Gabrielle’s roommate Tisha was one of the few Zoo residents who did pack books into a bag and head for school. This suited Gabrielle, because it meant Michael could come up from the boys’ floor and spend a couple of hours snuggled beneath her mauve duvet.

‘Don’t answer,’ Michael begged, when Gabrielle’s phone started ringing.

But she reached out blindly and grabbed her mobile from the vinyl floor. She expected it to be her mission controller, Chloe Blake, but was surprised by the name flashing on the display.

‘It’s Major Dee.’

Michael’s dark torso was glazed with sweat as he sat up sharply. ‘I’ve never known him bat an eyelid this side of lunchtime.’

‘Major,’ Gabrielle said, trowelling on her Jamaican twang. She’d become self-conscious and toned down her accent after joining CHERUB, but roots in the Caribbean were a big help on this mission and she’d found her old voice with surprising ease.

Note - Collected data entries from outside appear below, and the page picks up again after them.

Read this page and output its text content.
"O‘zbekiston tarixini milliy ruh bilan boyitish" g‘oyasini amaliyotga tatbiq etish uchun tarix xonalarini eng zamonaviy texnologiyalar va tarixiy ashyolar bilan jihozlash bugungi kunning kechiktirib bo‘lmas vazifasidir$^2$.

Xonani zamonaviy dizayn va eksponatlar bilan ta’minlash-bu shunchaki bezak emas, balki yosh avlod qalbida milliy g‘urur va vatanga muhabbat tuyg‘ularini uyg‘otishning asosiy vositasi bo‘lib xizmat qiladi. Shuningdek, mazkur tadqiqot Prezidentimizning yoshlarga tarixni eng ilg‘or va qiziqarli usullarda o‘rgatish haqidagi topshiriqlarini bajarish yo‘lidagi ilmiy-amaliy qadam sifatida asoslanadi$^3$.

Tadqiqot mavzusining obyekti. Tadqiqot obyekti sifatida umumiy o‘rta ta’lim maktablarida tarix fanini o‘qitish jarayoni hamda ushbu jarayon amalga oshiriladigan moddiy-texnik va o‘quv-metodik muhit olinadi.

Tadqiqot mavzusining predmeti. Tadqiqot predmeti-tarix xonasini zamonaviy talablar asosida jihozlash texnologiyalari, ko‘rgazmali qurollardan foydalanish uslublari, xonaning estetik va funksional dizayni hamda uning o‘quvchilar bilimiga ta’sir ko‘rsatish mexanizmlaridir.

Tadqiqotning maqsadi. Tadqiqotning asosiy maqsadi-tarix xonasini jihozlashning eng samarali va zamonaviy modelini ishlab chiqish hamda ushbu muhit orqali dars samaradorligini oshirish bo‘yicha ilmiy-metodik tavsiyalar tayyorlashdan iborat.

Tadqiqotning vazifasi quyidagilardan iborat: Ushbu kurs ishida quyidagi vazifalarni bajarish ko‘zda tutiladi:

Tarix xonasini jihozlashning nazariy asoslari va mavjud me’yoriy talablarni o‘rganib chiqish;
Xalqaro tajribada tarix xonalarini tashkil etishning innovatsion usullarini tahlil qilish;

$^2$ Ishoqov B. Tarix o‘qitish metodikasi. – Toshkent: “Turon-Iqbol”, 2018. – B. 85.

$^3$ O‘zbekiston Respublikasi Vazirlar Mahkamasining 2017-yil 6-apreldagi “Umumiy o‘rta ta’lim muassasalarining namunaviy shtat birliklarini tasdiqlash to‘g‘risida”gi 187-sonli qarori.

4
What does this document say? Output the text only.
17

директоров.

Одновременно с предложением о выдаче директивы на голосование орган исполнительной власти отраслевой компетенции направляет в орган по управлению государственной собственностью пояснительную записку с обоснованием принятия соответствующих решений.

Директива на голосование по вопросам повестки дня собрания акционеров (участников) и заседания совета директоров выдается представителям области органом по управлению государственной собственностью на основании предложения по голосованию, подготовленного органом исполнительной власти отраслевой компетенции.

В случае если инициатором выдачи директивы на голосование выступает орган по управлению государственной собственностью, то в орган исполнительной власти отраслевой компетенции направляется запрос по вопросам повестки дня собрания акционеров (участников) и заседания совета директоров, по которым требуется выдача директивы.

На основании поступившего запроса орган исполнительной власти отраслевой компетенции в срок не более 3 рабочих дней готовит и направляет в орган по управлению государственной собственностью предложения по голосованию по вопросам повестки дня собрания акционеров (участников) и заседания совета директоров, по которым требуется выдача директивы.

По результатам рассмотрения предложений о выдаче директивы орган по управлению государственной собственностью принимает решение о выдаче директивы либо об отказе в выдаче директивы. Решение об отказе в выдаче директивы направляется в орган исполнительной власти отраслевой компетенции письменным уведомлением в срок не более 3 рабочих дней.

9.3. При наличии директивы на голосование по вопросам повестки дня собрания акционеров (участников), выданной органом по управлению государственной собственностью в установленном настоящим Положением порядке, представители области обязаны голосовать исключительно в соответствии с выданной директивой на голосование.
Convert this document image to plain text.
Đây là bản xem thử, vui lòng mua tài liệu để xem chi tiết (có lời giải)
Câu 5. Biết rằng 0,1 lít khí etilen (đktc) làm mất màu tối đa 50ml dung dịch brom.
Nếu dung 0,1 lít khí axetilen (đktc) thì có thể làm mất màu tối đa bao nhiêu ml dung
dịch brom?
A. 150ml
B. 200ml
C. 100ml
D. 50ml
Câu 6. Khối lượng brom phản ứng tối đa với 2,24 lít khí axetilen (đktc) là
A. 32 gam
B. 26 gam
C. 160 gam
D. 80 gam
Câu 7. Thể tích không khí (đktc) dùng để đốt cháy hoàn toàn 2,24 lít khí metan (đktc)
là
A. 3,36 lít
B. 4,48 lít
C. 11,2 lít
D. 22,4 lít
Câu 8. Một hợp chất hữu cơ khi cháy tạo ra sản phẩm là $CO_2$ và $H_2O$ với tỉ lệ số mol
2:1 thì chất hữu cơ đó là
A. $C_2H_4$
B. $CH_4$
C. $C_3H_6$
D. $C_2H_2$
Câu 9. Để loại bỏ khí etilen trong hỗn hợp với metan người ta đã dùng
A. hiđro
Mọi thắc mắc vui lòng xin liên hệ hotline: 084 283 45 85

‘Morning, sweet pea,’ Major Dee said. ‘Tell me what clothes you’re wearing. What colour are your panties?’

Major Dee was the leader of the Slasher Boys: a big man with a line of gold teeth and a vicious reputation. In Dee’s eyes, women stayed home to make food and babies. Gabrielle had to work ten times harder than Michael to prove herself and even now, Dee treated her with a lack of respect that would have earned any boy on CHERUB campus a mouthful of blood.

‘My panties are my business,’ Gabrielle said, making out like she thought his cheek was funny. ‘If you’re ringing me this early it better be some way to make bread.’

‘I’ll give you half a loaf,’ the major said, which was his way of saying fifty pounds. ‘Michael there?’

‘In the flesh,’ Gabrielle nodded.

‘I’ve got a man who wants to buy a K bag. I want you two to dig one up in the park and bring it over.’

‘You at home?’

‘Yeah, but your man will be in the Green Pepper.’

Gabrielle was surprised by this instruction. The Green Pepper café was a hangout for dealers that frequently came under police surveillance. Small quantities of cocaine and marijuana got passed under tables, but high-ups like Major Dee only went there to talk trash and eat the best Jamaican food in Luton.

‘You want me to take a kilo bag into the Green Pepper? Are you on a trip?’

Gabrielle heard Dee tut, then his temper snapped. ‘Listen, dumb girl. You always trying to act like you’re something and saying you want to make money. I don’t want a hundred questions. You do this for me or I hang up and don’t you bother showing your face no more.’